Hi, I’m Jenny, from the Missouri Star Quilt Company. We love our forums at the Missouri Star, and a lot of women get on there and talk about lots of different things. One of those women was Shellscraps. She had been over to Cozy Quilt Designs and seen a tutorial of something they called tube quilting. Well I went over there and watched that and was pretty excited about it, and wanted to try it myself. Her question was, could it be done with a regular ruler? So, here’s what we did.
So, the first thing we’re going to do on this project, is cut two strips of contrasting fabric 2 ½” wide. So, this would be a great project for a Jelly Roll as well. So, we’ve done that, and then we’re going to sew them together using a ¼” seam. OK, so we’re going to sew these two strips together using a ¼”, and we’ll sew all the way down. OK, so now we have your two strips all sewn together. You set your seam and then you press to the dark side, always to the dark side. Open that up and these are cut the width of the fabric by the way, 2 ½”, width of the fabric, sewn end to end. OK, so now that we have these ironed, and pressed, and open, we’re going to measure them and see how wide they are. They should come out to be 4 ½” if you’ve sewn a ¼” and these do! So, what we want to do now is we’re going to cut an additional strip of fabric that’s 4 ½” wide and this will also be the width of the fabric. It should be a lighter contrasting color, you can see that ours is beige, and it will pick up the red and green. So, when we put this together you’re just going to be amazed at what happens.
So, now we’re going to lay this on top of eachother and we are going to sew both sides of this ¼” seam and make a tube. OK, so we place these right sides together and we’re going to sew a ¼” seam all the way down to enclose it. I know this sounds kind of strange but we are doing is we’re making a tube. When you sew long seams like this you want to be sure to change directions often so that your fabric doesn’t bow. This is only two seams so it won’t be bad at all, but if you sewed all your seams going in one direction it would create a bow in the pattern. So, we’re just going to turn these around and sew back down the other direction, with our sides matched up, ¼”. So, here we are at the end of our tube, let’s just finish this up. There we go, all done. Now over to the cutting table. So, you can see that this is a tube and we’ll lay it out here. We’re going to use this Omnigrid ruler which is a 9 ½” square I imagine you could do anyone that has the fourty-five degree line on it, and that’s the line that will give us our angles. So, you lay that line on your ¼” seam, so, that we can make a cut here that will give us the top point of our first cut. Now I’m left handed, so, I’m doing this left handed and we will bring Natalie in to show you how to make a right handed cut, a little bit down. So, the next thing we want to do is we want to slide this down here and put it on the bottom seam line. See how easy that was? It makes a point and we make a cut. We’re going to slide it up, we’ll move this out of here, see this is the block that you get. Put it right along the seam line and we make another cut. This is going to be so amazing when you see what happens when we open these up. We’ll finish cutting these and really all we need is four for our demonstration. So, this will be the last one we’ll cut, before the magic begins! Alright, now we have four of these blocks and you can get four more out of this tube. When you open them up this is what you get a little piece of magic! Look at that. Now, what’s fun about this is because of the way they’re cut the entire center will be opposites and so what you’re making is a double hourglass, set on point! How cool is that! Let’s go over and iron these so you can get an even better look. So, we set our seams and then we’ll lift them up, and press them over to make this lay flat. I think if you had three of these blocks it would make the most darling table runner.

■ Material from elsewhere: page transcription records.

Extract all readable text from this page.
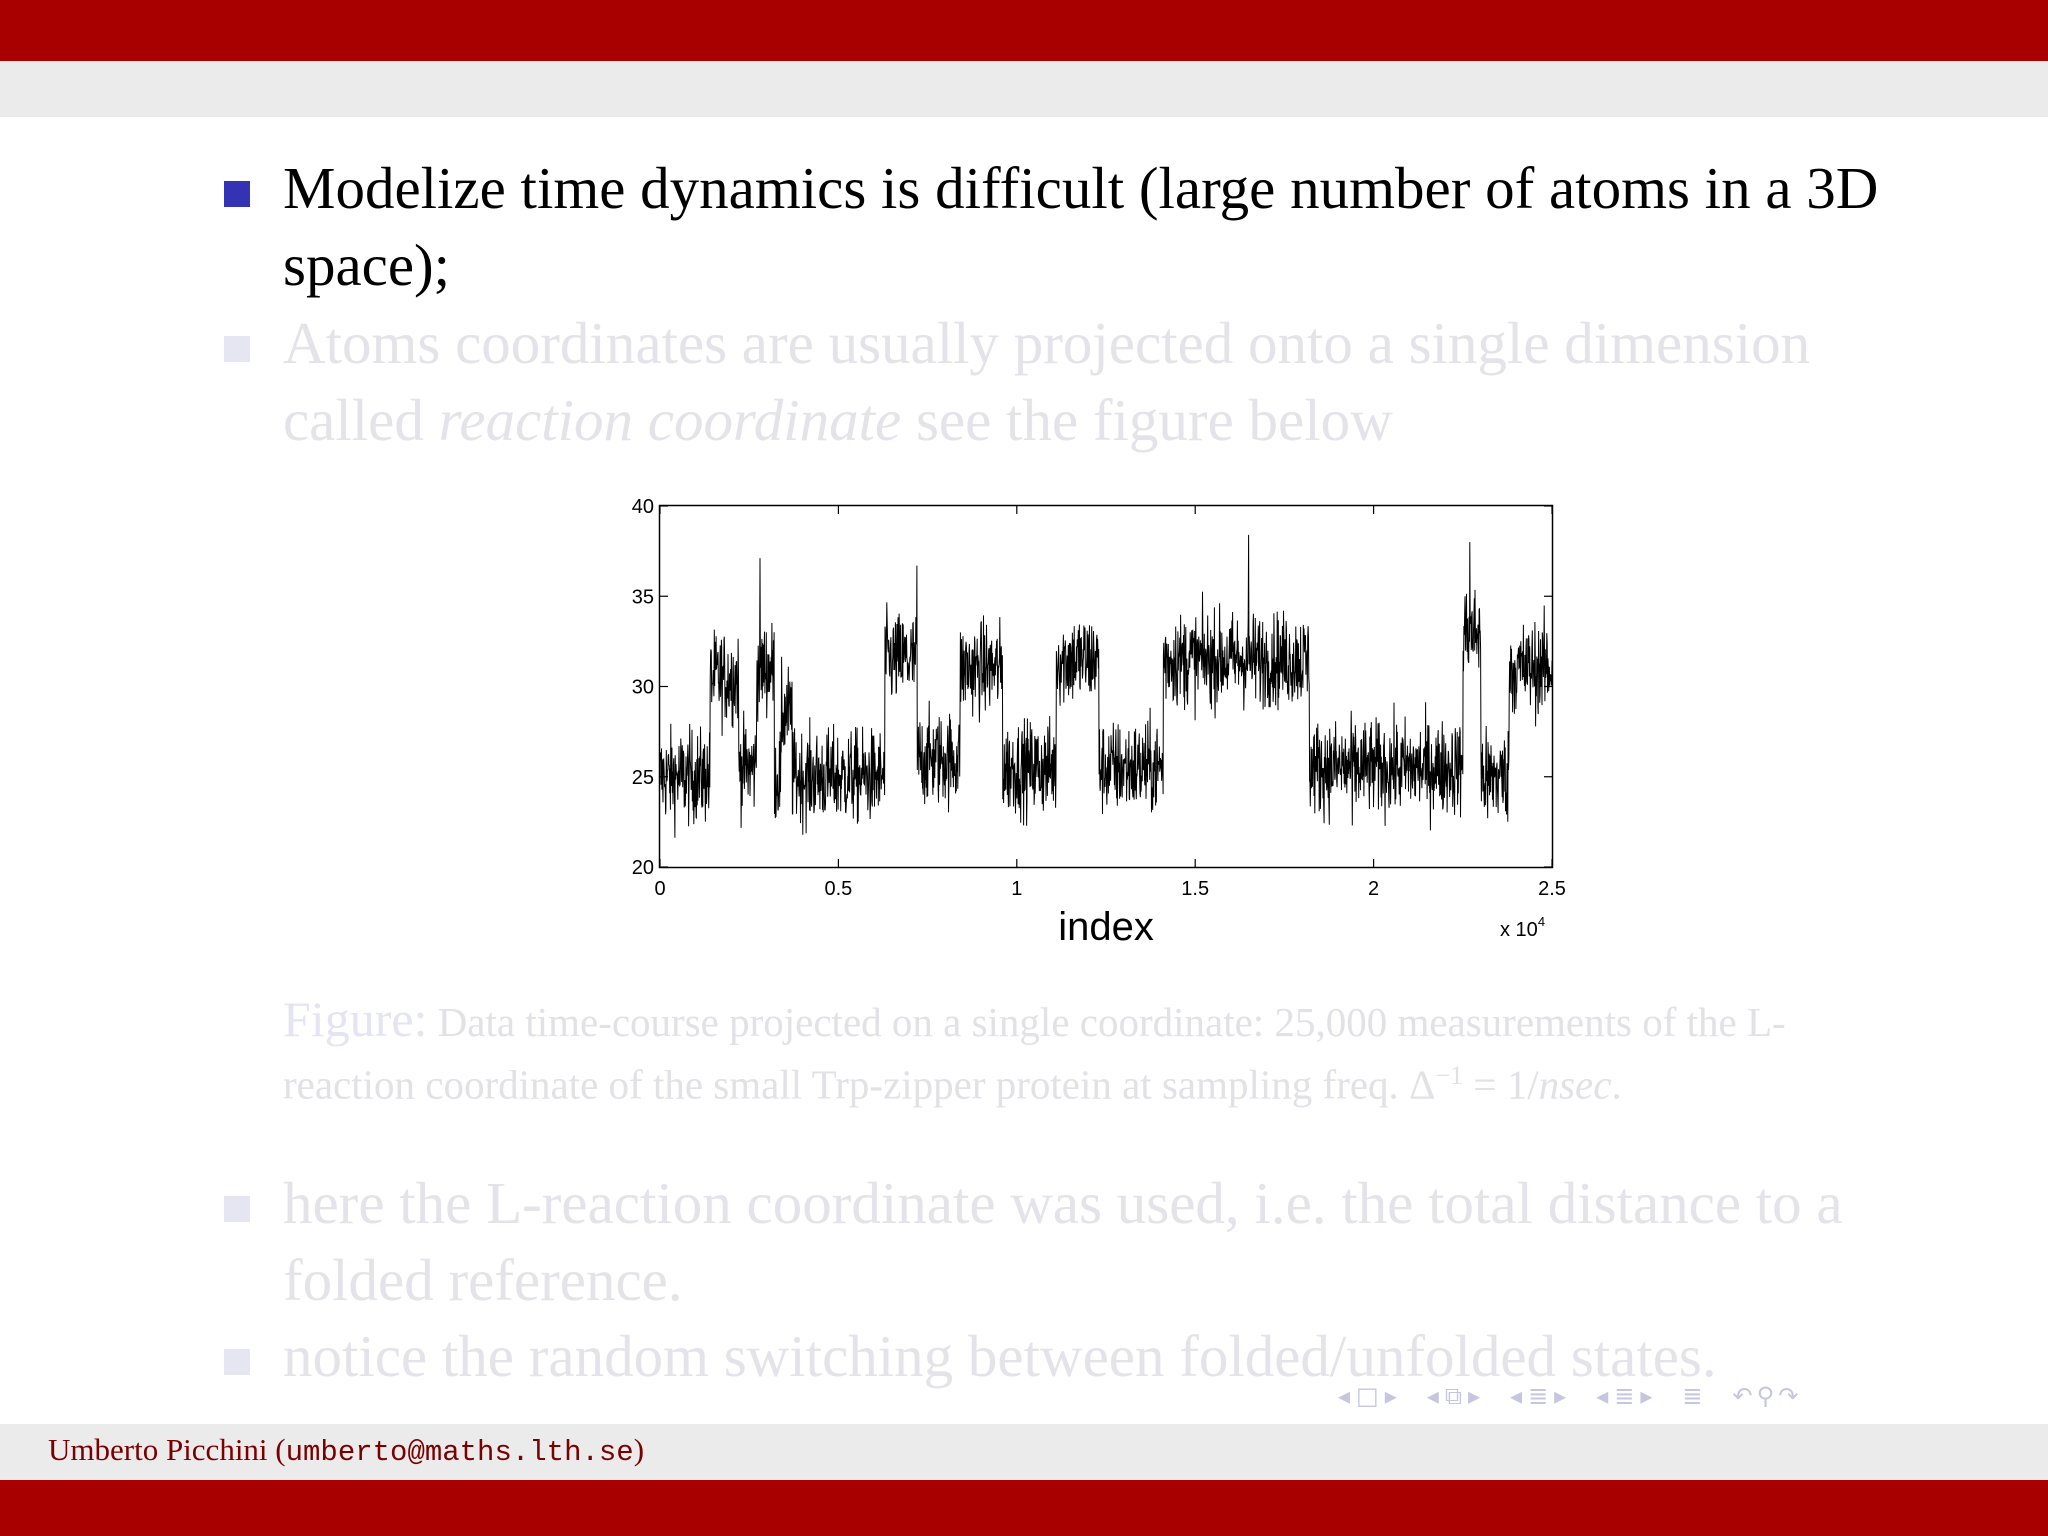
Modelize time dynamics is difficult (large number of atoms in a 3D space);
Atoms coordinates are usually projected onto a single dimension called reaction coordinate see the figure below
0	0.5	1	1.5	2	2.5
20
25
30
35
40
index	x $10^4$
Figure: Data time-course projected on a single coordinate: 25,000 measurements of the L-reaction coordinate of the small Trp-zipper protein at sampling freq. $\Delta^{-1} = 1/nsec$.
here the L-reaction coordinate was used, i.e. the total distance to a folded reference.
notice the random switching between folded/unfolded states.
◂ □ ▸ ◂ ⧉ ▸ ◂ ≣ ▸ ◂ ≣ ▸ ≣ ↶ ⚲ ↷
Umberto Picchini (umberto@maths.lth.se)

OK, so here we are back at the cutting table with our nice pressed block, and we lay them out, and you can see once again that this is a double hour glass, set on point. Three of these blocks with a little 3” sashing around them would make the most darling table runner ever. Now we’re going to have Natalie show how to cut it from the right handed side, because it’s basically the same idea it just takes a little bit different angle. So, we’ll have her come over and show that.
Alright, the only difference between a left-handed and a right-handed cut is which side you start on. So we’re going to do this from this side. Just the same as she did this before. Lining the fourty-five degree angle line up with your seam, and making your cuts.
OK, so now that you’ve seen the left-handed and the right-handed way. Let’s see what else we can do with these blocks besides the double hour glass. So, we figure we can put them together, and make the double square. We could do something wild and crazy, and line them up so they make a kind of chevron thing. We just never, I guess we can do all kinds of things! So this is really a fun technique, and it’s something you’ll enjoy that’s quick! So, out of three strips of fabric we’ve been able to make two and a half blocks. And it takes very little fabric to make this, and you’ll have a table runner in no time with this tube technique. We hope you’ve enjoyed this from the Missouri Star Quilt Company. Happy sewing!